A massive bushland plot best known locally for being patrolled with an axe and a gun by renowned millionaire recluse “Spiney Bob” will become a new mini city on the Gold Coast.
After a decade of negotiations, the development application for the $3.2 billion Pacific View Estate project covering 334 hectares will get the green light from the Gold Coast City Council.
As the Gold Coast continues its high-speed growth trajectory, the new mini city will accommodate up to 10,000 residents.
The estate, to the west of the motorway between Nerang and Mudgeeraba, will be built in stages. The first stage includes a village precinct, 35 detached housing lots, retail and education facilities centred on a private school.
All up, the estate is expected to have 3500 dwellings, ranging from houses to apartment buildings up to eight storeys high.
The go-ahead for the estate, after more than 10 years of planning, comes as housing in the southeast is under population-growth and affordability pressure.
Growth on the Gold Coast has been supercharged by the pandemic-induced southerner influx due to the global disruption of workplaces that has made working remotely and choosing lifestyle over proximity to the office a reality.
The Gold Coast, along with other Queensland coastal lifestyle hotspots such as the Sunshine Coast, are the targets of the southern migration following the opening of borders and the adoption of new widespread work-from-home measures.

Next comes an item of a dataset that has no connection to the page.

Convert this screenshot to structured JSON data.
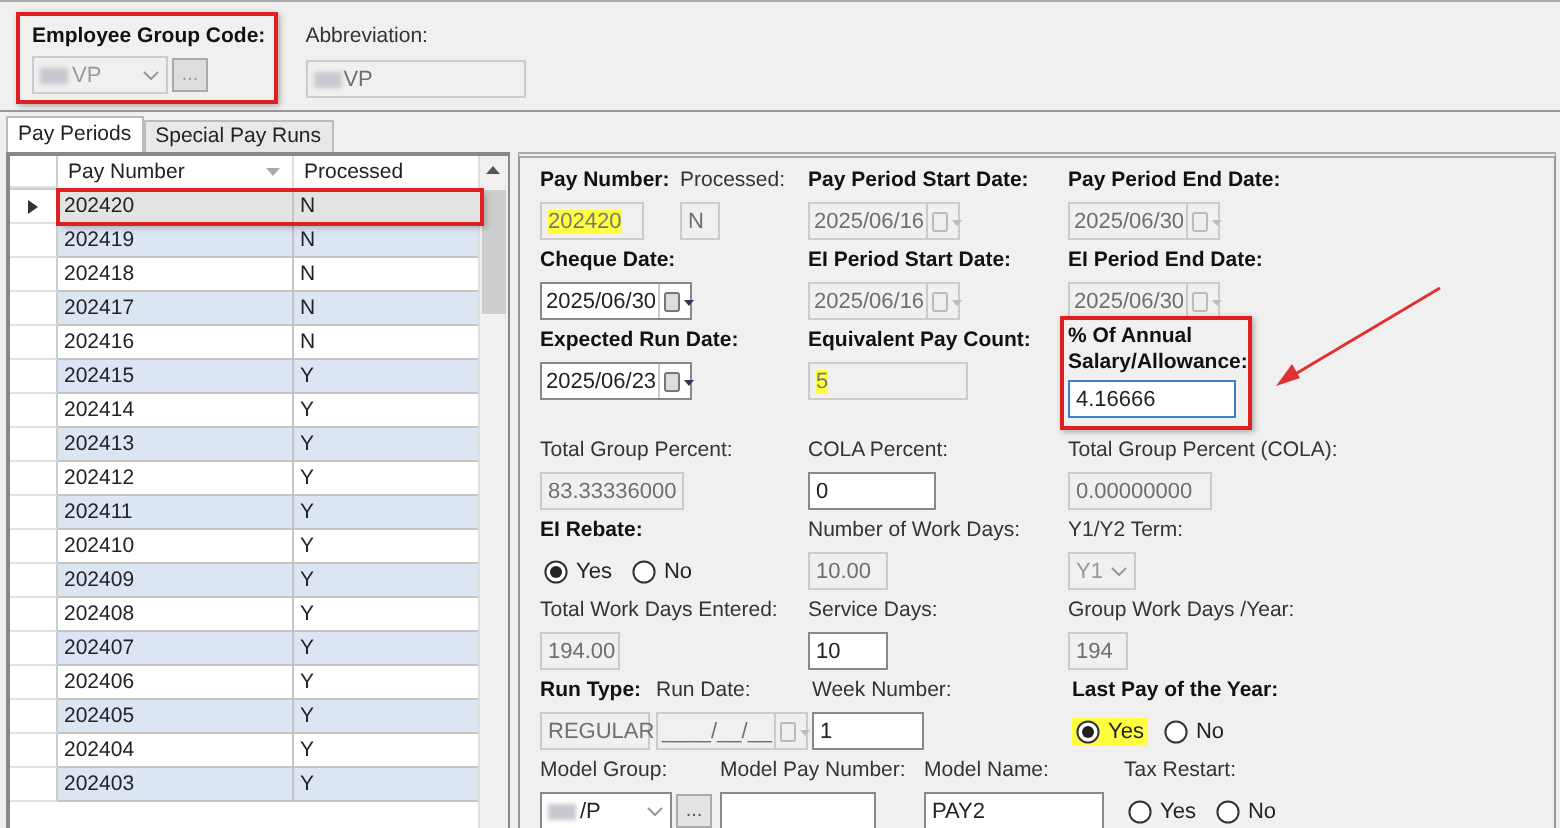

The impact is being seen across the state, with Brisbane also experiencing sharp rises in interstate migrant flows pushing house values up 3.2 per cent to record highs, while regional Queensland housing values were up 6 per cent, according to the latest CoreLogic report.
The Pacific View Estate was first planned after Perth-based Perron Group bought the parcel of vacant land that belonged World War II veteran Robert “Spiney Bob” Anthes.
Anthes, who died in 2004, was known for his hermit lifestyle and run-ins with him while he was patrolling his land wielding an axe and a gun became Hinterland folklore. Anthes had inherited the land in 1972 from his father, John.
After years of stalemate, the project was called in by the State Government in 2015 and given preliminary approval.
Construction on the project is expected to add as many as 2700 jobs in a sector which has already seen significant recovery in the third quarter of the year on the Gold Coast, with activity up 11.7 per cent on the same time last year, according to a council development activity report.